Why are Riemann surfaces algebraic curves?

Solution 1:

As Akhil writes in his comment, to see that some given Riemann surface is an algebraic curve, you usually need Riemann-Roch. A prototypical example of its use is the usual proof of existence of a Weierstrass equation for an elliptic curves (see e.g. Silverman).

But for the modular curves, things are actually simpler. It is easy to see that a modular curve is a covering of $\Gamma(1)\backslash \mathbb{H}^*$. Now, the latter is the simplest Riemann surface there is, the Riemann sphere, and that is clearly an algebraic curve.
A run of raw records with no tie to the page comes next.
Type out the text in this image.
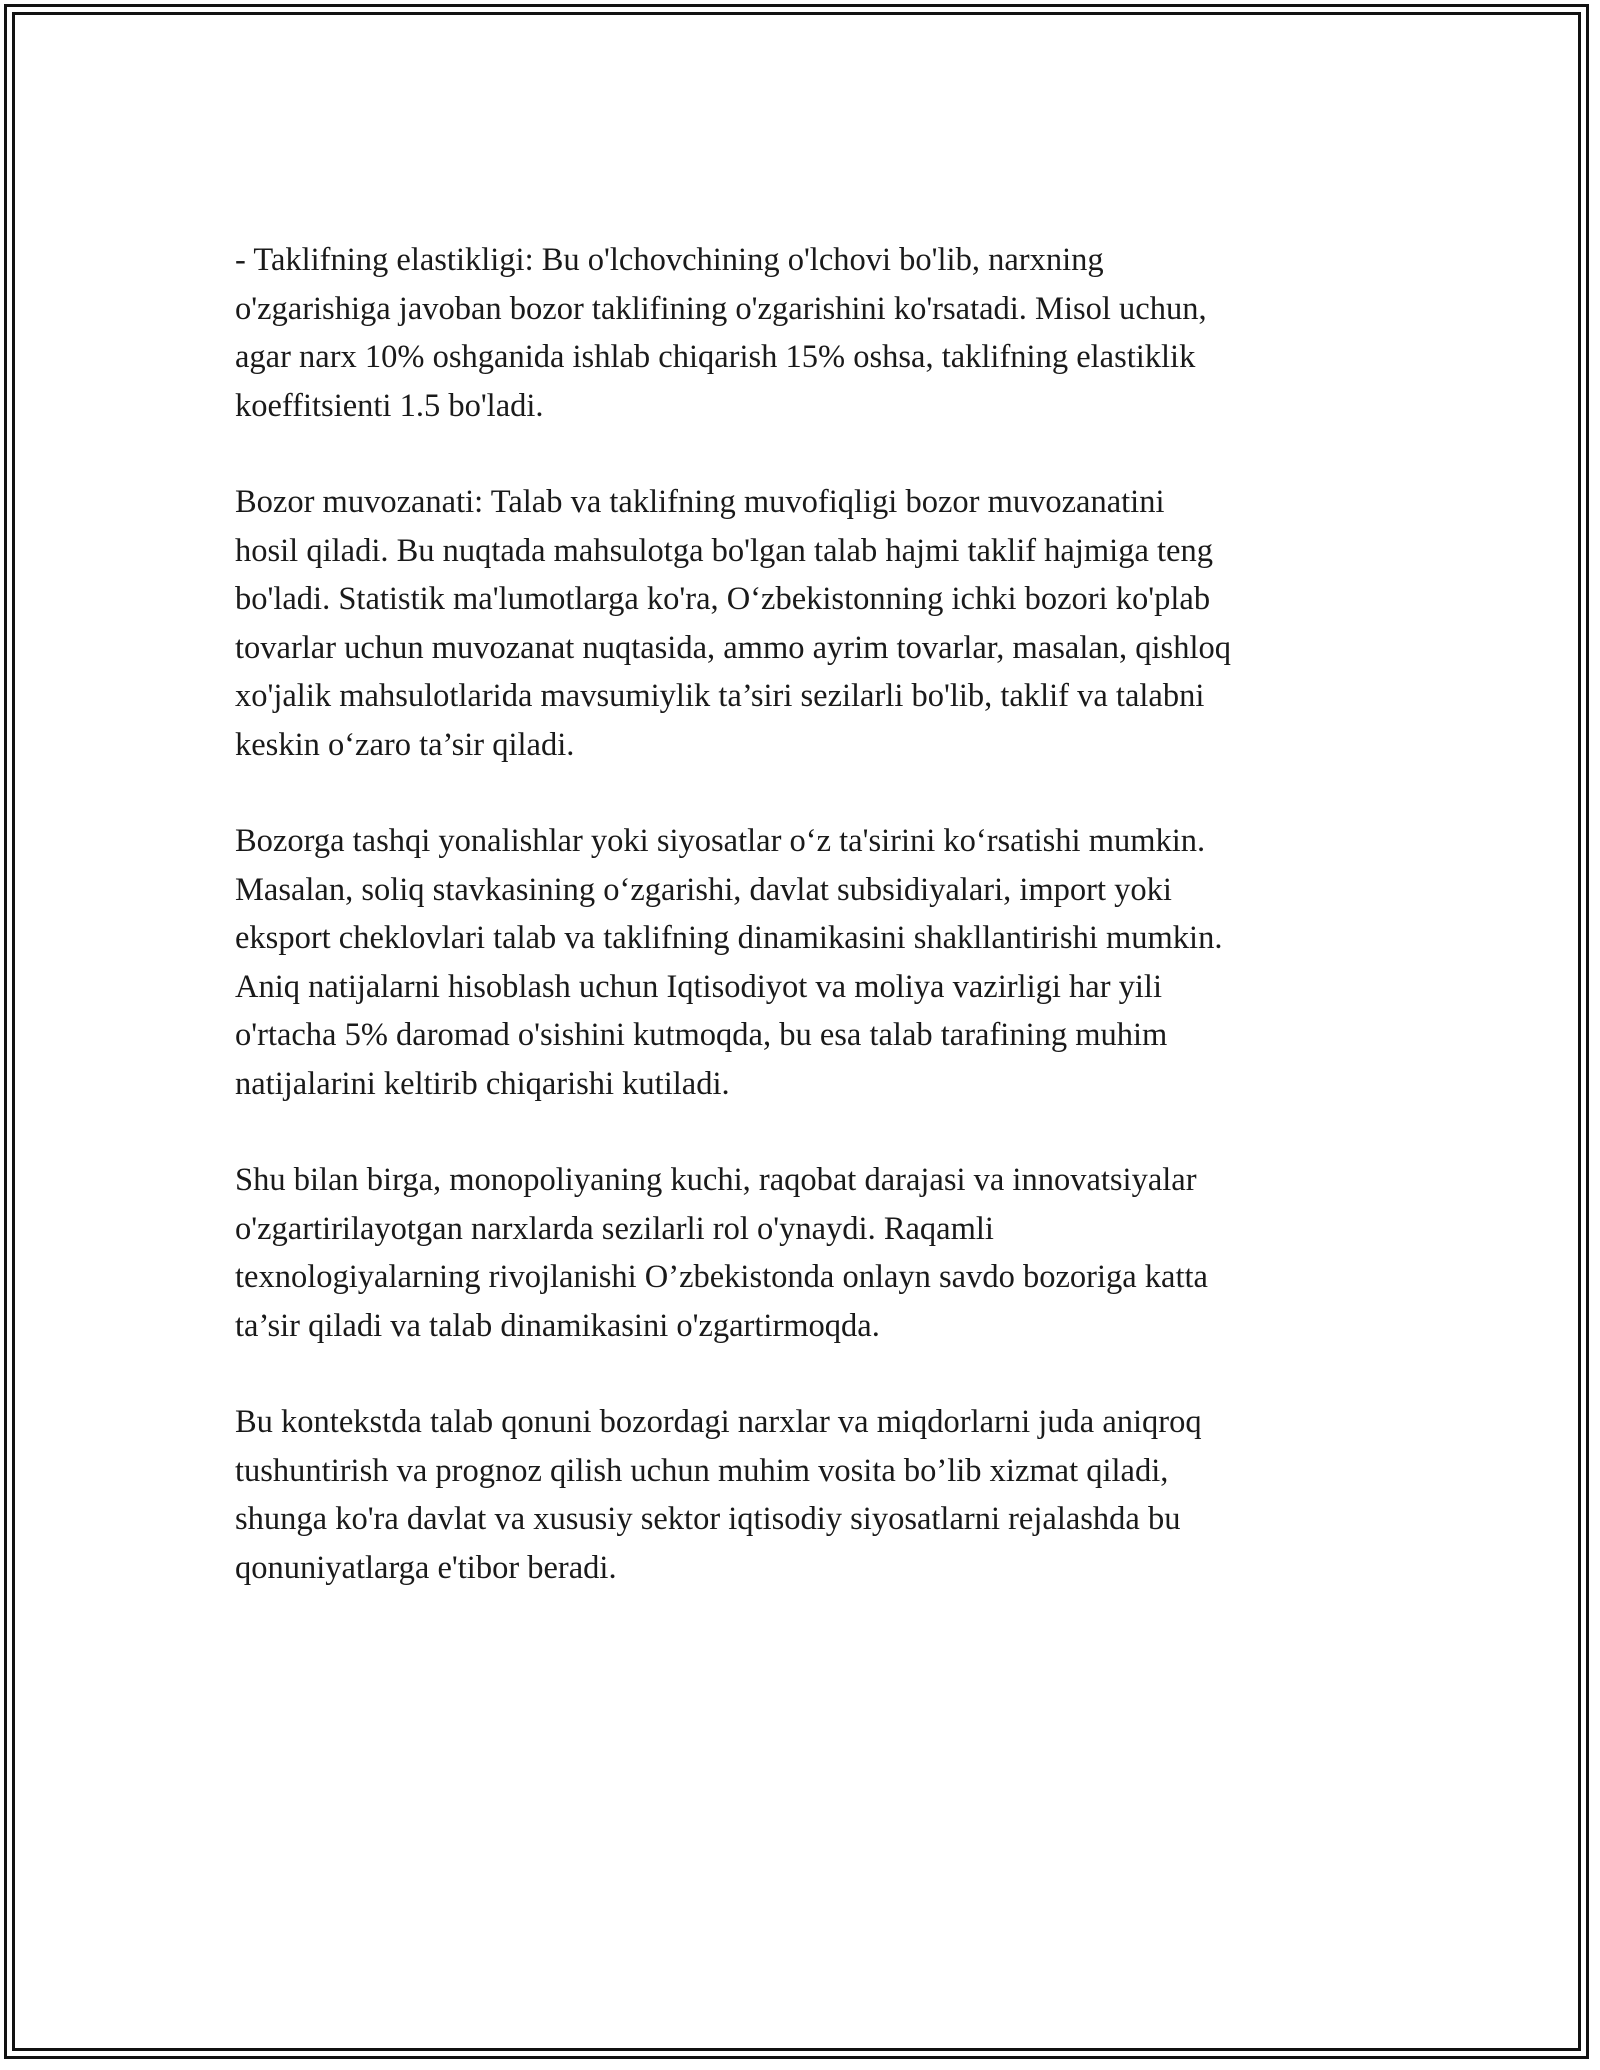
- Taklifning elastikligi: Bu o'lchovchining o'lchovi bo'lib, narxning
o'zgarishiga javoban bozor taklifining o'zgarishini ko'rsatadi. Misol uchun,
agar narx 10% oshganida ishlab chiqarish 15% oshsa, taklifning elastiklik
koeffitsienti 1.5 bo'ladi.

Bozor muvozanati: Talab va taklifning muvofiqligi bozor muvozanatini
hosil qiladi. Bu nuqtada mahsulotga bo'lgan talab hajmi taklif hajmiga teng
bo'ladi. Statistik ma'lumotlarga ko'ra, O‘zbekistonning ichki bozori ko'plab
tovarlar uchun muvozanat nuqtasida, ammo ayrim tovarlar, masalan, qishloq
xo'jalik mahsulotlarida mavsumiylik ta’siri sezilarli bo'lib, taklif va talabni
keskin o‘zaro ta’sir qiladi.

Bozorga tashqi yonalishlar yoki siyosatlar o‘z ta'sirini ko‘rsatishi mumkin.
Masalan, soliq stavkasining o‘zgarishi, davlat subsidiyalari, import yoki
eksport cheklovlari talab va taklifning dinamikasini shakllantirishi mumkin.
Aniq natijalarni hisoblash uchun Iqtisodiyot va moliya vazirligi har yili
o'rtacha 5% daromad o'sishini kutmoqda, bu esa talab tarafining muhim
natijalarini keltirib chiqarishi kutiladi.

Shu bilan birga, monopoliyaning kuchi, raqobat darajasi va innovatsiyalar
o'zgartirilayotgan narxlarda sezilarli rol o'ynaydi. Raqamli
texnologiyalarning rivojlanishi O’zbekistonda onlayn savdo bozoriga katta
ta’sir qiladi va talab dinamikasini o'zgartirmoqda.

Bu kontekstda talab qonuni bozordagi narxlar va miqdorlarni juda aniqroq
tushuntirish va prognoz qilish uchun muhim vosita bo’lib xizmat qiladi,
shunga ko'ra davlat va xususiy sektor iqtisodiy siyosatlarni rejalashda bu
qonuniyatlarga e'tibor beradi.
There are lots of ways of seeing that $\Gamma(1)\backslash \mathbb{H}^*$ is the Riemann sphere, some of which are sketched in Milne's notes, Proposition 2.21. An explicit isomorphism of $\Gamma(1)\backslash \mathbb{H}$ with $\mathbb{C}$ is provided by the $j$-function.
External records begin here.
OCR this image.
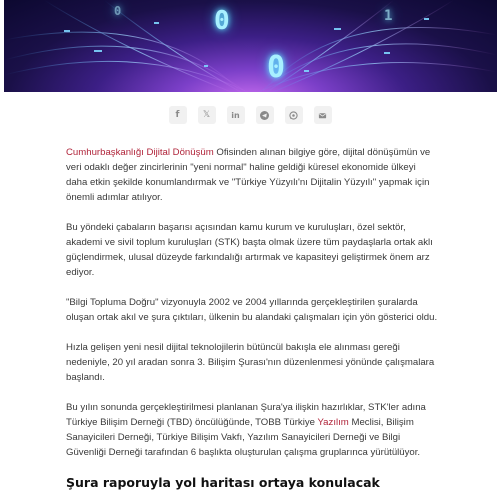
0
0
1
0
f	𝕏	in

Cumhurbaşkanlığı Dijital Dönüşüm Ofisinden alınan bilgiye göre, dijital dönüşümün ve veri odaklı değer zincirlerinin "yeni normal" haline geldiği küresel ekonomide ülkeyi daha etkin şekilde konumlandırmak ve "Türkiye Yüzyılı'nı Dijitalin Yüzyılı" yapmak için önemli adımlar atılıyor.

Bu yöndeki çabaların başarısı açısından kamu kurum ve kuruluşları, özel sektör, akademi ve sivil toplum kuruluşları (STK) başta olmak üzere tüm paydaşlarla ortak aklı güçlendirmek, ulusal düzeyde farkındalığı artırmak ve kapasiteyi geliştirmek önem arz ediyor.

"Bilgi Topluma Doğru" vizyonuyla 2002 ve 2004 yıllarında gerçekleştirilen şuralarda oluşan ortak akıl ve şura çıktıları, ülkenin bu alandaki çalışmaları için yön gösterici oldu.

Hızla gelişen yeni nesil dijital teknolojilerin bütüncül bakışla ele alınması gereği nedeniyle, 20 yıl aradan sonra 3. Bilişim Şurası'nın düzenlenmesi yönünde çalışmalara başlandı.

Bu yılın sonunda gerçekleştirilmesi planlanan Şura'ya ilişkin hazırlıklar, STK'ler adına Türkiye Bilişim Derneği (TBD) öncülüğünde, TOBB Türkiye Yazılım Meclisi, Bilişim Sanayicileri Derneği, Türkiye Bilişim Vakfı, Yazılım Sanayicileri Derneği ve Bilgi Güvenliği Derneği tarafından 6 başlıkta oluşturulan çalışma gruplarınca yürütülüyor.

Şura raporuyla yol haritası ortaya konulacak
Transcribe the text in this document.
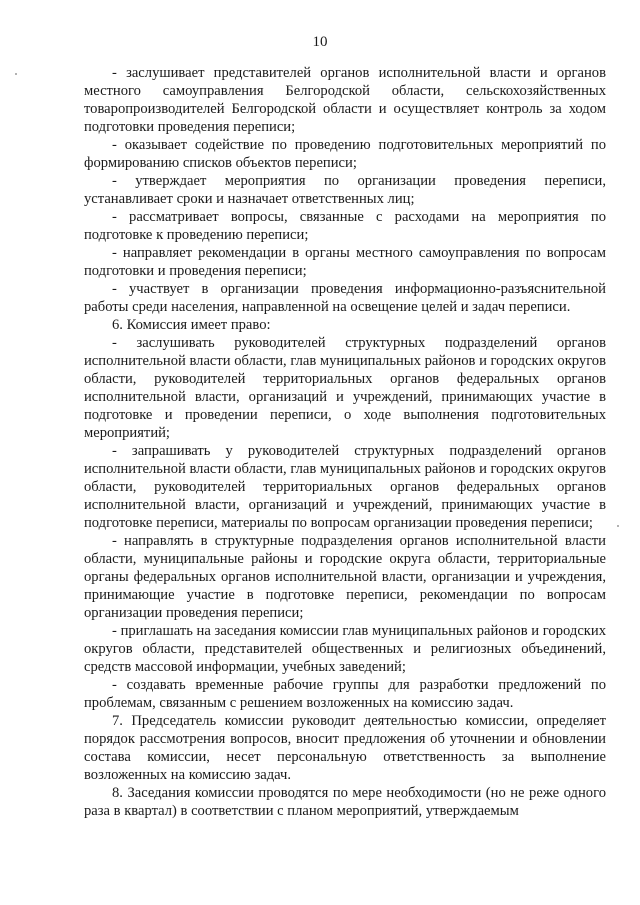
10

- заслушивает представителей органов исполнительной власти и органов местного самоуправления Белгородской области, сельскохозяйственных товаропроизводителей Белгородской области и осуществляет контроль за ходом подготовки проведения переписи;

- оказывает содействие по проведению подготовительных мероприятий по формированию списков объектов переписи;

- утверждает мероприятия по организации проведения переписи, устанавливает сроки и назначает ответственных лиц;

- рассматривает вопросы, связанные с расходами на мероприятия по подготовке к проведению переписи;

- направляет рекомендации в органы местного самоуправления по вопросам подготовки и проведения переписи;

- участвует в организации проведения информационно-разъяснительной работы среди населения, направленной на освещение целей и задач переписи.

6. Комиссия имеет право:

- заслушивать руководителей структурных подразделений органов исполнительной власти области, глав муниципальных районов и городских округов области, руководителей территориальных органов федеральных органов исполнительной власти, организаций и учреждений, принимающих участие в подготовке и проведении переписи, о ходе выполнения подготовительных мероприятий;

- запрашивать у руководителей структурных подразделений органов исполнительной власти области, глав муниципальных районов и городских округов области, руководителей территориальных органов федеральных органов исполнительной власти, организаций и учреждений, принимающих участие в подготовке переписи, материалы по вопросам организации проведения переписи;

- направлять в структурные подразделения органов исполнительной власти области, муниципальные районы и городские округа области, территориальные органы федеральных органов исполнительной власти, организации и учреждения, принимающие участие в подготовке переписи, рекомендации по вопросам организации проведения переписи;

- приглашать на заседания комиссии глав муниципальных районов и городских округов области, представителей общественных и религиозных объединений, средств массовой информации, учебных заведений;

- создавать временные рабочие группы для разработки предложений по проблемам, связанным с решением возложенных на комиссию задач.

7. Председатель комиссии руководит деятельностью комиссии, определяет порядок рассмотрения вопросов, вносит предложения об уточнении и обновлении состава комиссии, несет персональную ответственность за выполнение возложенных на комиссию задач.

8. Заседания комиссии проводятся по мере необходимости (но не реже одного раза в квартал) в соответствии с планом мероприятий, утверждаемым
You can now use the covering to obtain an equation for a modular curve. For the minute details of this calculation for the case $\Gamma_0(N)$, see Milne's notes, Theorem 6.1. This does not need Riemann-Roch, and only relies on explicit computations with the $j$-function.

A more powerful approach to modular curves, which will also give you more information about fields of definition, is by interpreting the modular curves are moduli varieties. Milne also sketches some of this in section 8, and much more can be found in his notes on Shimura varieties.